RevPAR Decline for Legacy-Huazhu

Conversely, the Legacy-Huazhu segment faced challenges, with RevPAR declining by 3.9% year-over-year. This was accompanied by a 2.6% decrease in ADR and a slight drop in occupancy rate by one percentage point.

Challenges from Tariff Issues

Tariff issues that began in April introduced uncertainties to the market outlook, affecting business travel and contributing to market volatility.

Decrease in DH Revenue

DH revenue decreased by 11.3% year-over-year, primarily due to the transformation of 10 leased hotels into franchised hotels.

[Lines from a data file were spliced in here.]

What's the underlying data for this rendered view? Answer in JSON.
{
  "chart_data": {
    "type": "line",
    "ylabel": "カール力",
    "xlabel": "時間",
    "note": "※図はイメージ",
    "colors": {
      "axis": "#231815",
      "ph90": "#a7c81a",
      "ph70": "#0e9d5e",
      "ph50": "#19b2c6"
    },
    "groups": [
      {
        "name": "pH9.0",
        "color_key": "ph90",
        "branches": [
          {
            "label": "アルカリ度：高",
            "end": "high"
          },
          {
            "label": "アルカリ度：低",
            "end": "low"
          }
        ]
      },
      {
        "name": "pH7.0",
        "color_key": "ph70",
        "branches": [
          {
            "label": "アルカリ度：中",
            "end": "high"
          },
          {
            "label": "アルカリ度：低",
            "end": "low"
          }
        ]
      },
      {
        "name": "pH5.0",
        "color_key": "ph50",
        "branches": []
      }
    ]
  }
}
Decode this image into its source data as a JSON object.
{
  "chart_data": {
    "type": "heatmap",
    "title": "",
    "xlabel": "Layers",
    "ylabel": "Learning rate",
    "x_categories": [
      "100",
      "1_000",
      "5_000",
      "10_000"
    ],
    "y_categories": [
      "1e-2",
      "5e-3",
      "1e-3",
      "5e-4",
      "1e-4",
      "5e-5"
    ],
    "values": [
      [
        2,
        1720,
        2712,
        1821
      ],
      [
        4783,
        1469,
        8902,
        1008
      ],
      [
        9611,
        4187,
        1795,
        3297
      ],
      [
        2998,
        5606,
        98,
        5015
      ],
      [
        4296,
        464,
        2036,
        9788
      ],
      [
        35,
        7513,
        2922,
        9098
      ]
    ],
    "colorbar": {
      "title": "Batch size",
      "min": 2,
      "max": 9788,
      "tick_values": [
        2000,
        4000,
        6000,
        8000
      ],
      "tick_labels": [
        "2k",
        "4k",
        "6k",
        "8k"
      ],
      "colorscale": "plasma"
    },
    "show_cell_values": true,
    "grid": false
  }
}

Like-for-Like RevPAR Decline

The company experienced an 8.3% year-over-year decline in like-for-like RevPAR, attributed to pressures from new supply and regional occupancy challenges.

Forward-Looking Guidance

Looking ahead, H World Group anticipates a challenging environment for RevPAR in the first quarter of 2025, with a 3.9% year-over-year decline. Despite these challenges, the company expects promising growth in leisure travel demand, with mid-to-high single-digit increases in traveler numbers and spending during key holidays. The company plans to focus on quality improvement, with a pipeline of 2,865 hotels by the quarter’s end. Revenue is expected to grow between 1% and 5% in Q2 2025, driven by an 18% to 22% increase in manachised and franchised revenue.

In summary, H World Group’s earnings call presented a nuanced picture of the company’s current standing. While there are significant growth opportunities in the upper midscale and asset-light segments, challenges such as RevPAR decline and tariff-related uncertainties remain. The forward-looking guidance suggests cautious optimism, with strategic focus areas poised to drive future growth.